Souriant d’une terreur qu’elle trouvait si ridicule, elle passa la barrière, et bientôt elle cessa de voir les rayons de la lune, interceptés par les rameaux entrelacés et touffus des grands ormes qui bordaient la vieille avenue et qui, se rejoignant par en-haut, formaient une immense voûte de feuillage. Ce lieu était parfaitement propre à inspirer des pensées graves et solennelles, et la lumière lointaine que l’on apercevait à l’une des nombreuses croisées de Moultrassie-House semblait également calculée pour exciter à la mélancolie. Des réflexions se présentèrent naturellement à son esprit sur le triste sort de cette famille, sur la mort de mistress Bridgenorth, avec qui elle s’était promenée si souvent dans cette même avenue, et qui, bien que dépourvue d’un esprit supérieur et cultivé, avait su toujours lui témoigner à propos son respect et sa reconnaissance. Elle songeait aux pertes cruelles de cette malheureuse femme, à sa mort prématurée, au désespoir de son mari, à l’exil volontaire de ce dernier, à l’avenir incertain de leur enfant, orpheline pour laquelle elle éprouvait encore, même après un intervalle de plusieurs années, une tendresse presque maternelle.

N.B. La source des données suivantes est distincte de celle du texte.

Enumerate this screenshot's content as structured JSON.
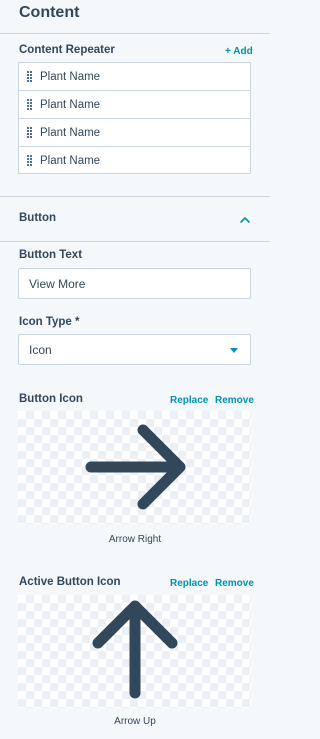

Telles étaient les pensées mélancoliques qui préoccupaient son esprit, lorsque, arrivée au milieu de l’avenue, elle crut apercevoir, à la lueur incertaine et entrecoupée qui pénétrait à travers le feuillage, quelque chose de semblable à une figure humaine. Lady Peveril s’arrêta un instant, mais bientôt elle se remit en marche. Peut-être paya-t-elle un tribut à la superstition du temps par quelques battements plus précipités de son cœur ; mais elle eut bientôt repoussé toute idée d’apparition surnaturelle. Quant aux vivants, elle n’avait rien à en redouter. Un braconnier était l’ennemi le plus dangereux qu’elle pût rencontrer, et même, dans cette supposition, il était vraisemblable qu’il chercherait à éviter d’être vu. Elle s’avança donc d’un pas ferme, et vit avec satisfaction que la figure qu’elle avait aperçue lui cédait la place, ainsi qu’elle s’y était attendue, et se glissait entre les arbres sur la gauche de l’avenue. En passant devant l’endroit où cette forme venait de lui apparaître, elle ne put s’empêcher de presser le pas, à la pensée que ce rôdeur de nuit pouvait, devait même être tout près d’elle, et elle le fit avec si peu de précaution que, son pied heurtant contre une branche d’arbre que le vent avait brisée et jetée à terre, elle tomba en poussant un grand cri. Une main vigoureuse, qui la saisit aussitôt pour l’aider à se relever, accrut encore son effroi, et au même instant une voix qui ne lui était pas étrangère prononça ces paroles : « N’est-ce pas vous, lady Peveril ? — C’est moi, » répondit-elle en réprimant sa surprise et sa frayeur ; « et si mon oreille ne m’abuse pas, je parle au major Bridgenorth ? — En effet, je me nommais ainsi, dit-il, lorsque l’oppression ne m’avait point ôté mon nom. »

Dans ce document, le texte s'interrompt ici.